“She’s an ugly little thing,” said the big girls among themselves as they went edging gently and imperceptibly away towards a knot of big boys, and then Abby Atkins’s chance had come. She advanced with a spring upon Ellen Brewster, and she pulled that blue ribbon off her head so cruelly and fiercely that she pulled out some of the golden hairs with it and threw it on the ground, and stamped on it. Then she seized Ellen by the shoulders and proceeded to shake her for wearing a blue ribbon when she herself wore a shoe-string, but she reckoned without Ellen. One would as soon have expected to meet fight in a little child angel as in this Ellen Brewster, but she did not come of her ancestors for nothing.

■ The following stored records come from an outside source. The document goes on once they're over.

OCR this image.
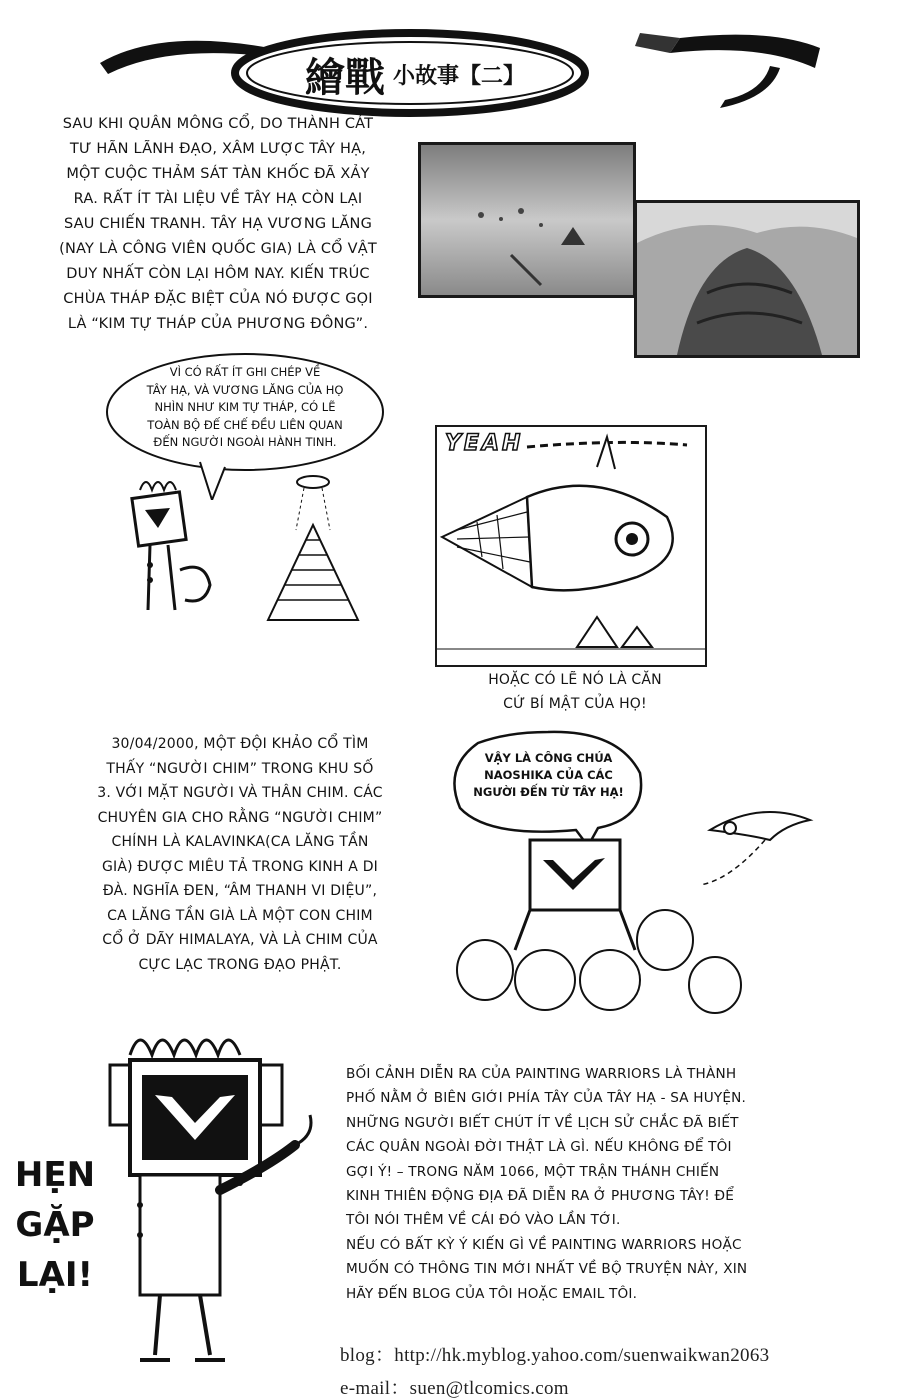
繪戰 小故事【二】
SAU KHI QUÂN MÔNG CỔ, DO THÀNH CÁT
TƯ HÃN LÃNH ĐẠO, XÂM LƯỢC TÂY HẠ,
MỘT CUỘC THẢM SÁT TÀN KHỐC ĐÃ XẢY
RA. RẤT ÍT TÀI LIỆU VỀ TÂY HẠ CÒN LẠI
SAU CHIẾN TRANH. TÂY HẠ VƯƠNG LĂNG
(NAY LÀ CÔNG VIÊN QUỐC GIA) LÀ CỔ VẬT
DUY NHẤT CÒN LẠI HÔM NAY. KIẾN TRÚC
CHÙA THÁP ĐẶC BIỆT CỦA NÓ ĐƯỢC GỌI
LÀ “KIM TỰ THÁP CỦA PHƯƠNG ĐÔNG”.
VÌ CÓ RẤT ÍT GHI CHÉP VỀ
TÂY HẠ, VÀ VƯƠNG LĂNG CỦA HỌ
NHÌN NHƯ KIM TỰ THÁP, CÓ LẼ
TOÀN BỘ ĐẾ CHẾ ĐỀU LIÊN QUAN
ĐẾN NGƯỜI NGOÀI HÀNH TINH.	YEAH
HOẶC CÓ LẼ NÓ LÀ CĂN
CỨ BÍ MẬT CỦA HỌ!
30/04/2000, MỘT ĐỘI KHẢO CỔ TÌM
THẤY “NGƯỜI CHIM” TRONG KHU SỐ
3. VỚI MẶT NGƯỜI VÀ THÂN CHIM. CÁC
CHUYÊN GIA CHO RẰNG “NGƯỜI CHIM”
CHÍNH LÀ KALAVINKA(CA LĂNG TẦN
GIÀ) ĐƯỢC MIÊU TẢ TRONG KINH A DI
ĐÀ. NGHĨA ĐEN, “ÂM THANH VI DIỆU”,
CA LĂNG TẦN GIÀ LÀ MỘT CON CHIM
CỔ Ở DÃY HIMALAYA, VÀ LÀ CHIM CỦA
CỰC LẠC TRONG ĐẠO PHẬT.
VẬY LÀ CÔNG CHÚA
NAOSHIKA CỦA CÁC
NGƯỜI ĐẾN TỪ TÂY HẠ!
HẸN
GẶP
LẠI!
BỐI CẢNH DIỄN RA CỦA PAINTING WARRIORS LÀ THÀNH
PHỐ NẰM Ở BIÊN GIỚI PHÍA TÂY CỦA TÂY HẠ - SA HUYỆN.
NHỮNG NGƯỜI BIẾT CHÚT ÍT VỀ LỊCH SỬ CHẮC ĐÃ BIẾT
CÁC QUÂN NGOÀI ĐỜI THẬT LÀ GÌ. NẾU KHÔNG ĐỂ TÔI
GỢI Ý! – TRONG NĂM 1066, MỘT TRẬN THÁNH CHIẾN
KINH THIÊN ĐỘNG ĐỊA ĐÃ DIỄN RA Ở PHƯƠNG TÂY! ĐỂ
TÔI NÓI THÊM VỀ CÁI ĐÓ VÀO LẦN TỚI.
NẾU CÓ BẤT KỲ Ý KIẾN GÌ VỀ PAINTING WARRIORS HOẶC
MUỐN CÓ THÔNG TIN MỚI NHẤT VỀ BỘ TRUYỆN NÀY, XIN
HÃY ĐẾN BLOG CỦA TÔI HOẶC EMAIL TÔI.
blog：http://hk.myblog.yahoo.com/suenwaikwan2063
e-mail：suen@tlcomics.com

Although she was so daintily built that she looked smaller, she was in reality larger than the other girl, and as she straightened herself in her wrath she seemed a head taller and proportionately broad. She tossed her yellow head, and her face took on an expression of noble courage and indignation, but she never said a word. She simply took Abby Atkins by the arms and lifted her off her feet and seated her on the ground. Then she picked up her blue ribbon, and walked off, and Abby scrambled to her feet and looked after her with a vanquished but untamed air. Nobody had seen what happened except Abby’s younger sister Maria and Granville Joy. Granville pressed stealthily close to Ellen as she marched away and whispered, his face blazing, his voice full of confidence and congratulation, “Say, if she’d been a boy, I’d licked her for you, and you wouldn’t hev had to tech her yourself;” and Maria walked up and eyes her prostrate but defiantly glaring sister—“I ain’t sorry one mite, Abby Atkins,” she declared—“so there.”
“You go ’long,” returned Abby, struggling to her feet, and shaking her small skirts energetically.
“Your dress is jest as wet as if you’d set down in a puddle, and you’ll catch it when you get home,” Maria said, pitilessly.
“I ain’t afraid.”
“What made you touch her, anyhow; she hadn’t done nothin’?”
“If you want to wear shoe-strings when other folks wear ribbons, you can,” said Abby Atkins. She walked away, switching, with unabated dignity in the midst of defeat, the draggled tail of her poor little dress. She had gone down like a cat; she was not in the least hurt except in her sense of justice; that was jarred to a still greater lack of equilibrium. She felt as if she had been floored by Providence in conjunction with a blue bow, and her very soul rose in futile rebellion. But, curiously enough, her personal ire against Ellen vanished.
At the afternoon recess she gave Ellen the sound half of an old red Baldwin apple which she had brought for luncheon, and watched her bite into it, which Ellen did readily, for she was not a child to cherish enmity, with an odd triumph. “The other half ain’t fit to eat, it’s all wormy,” said Abby Atkins, flinging it away as she spoke.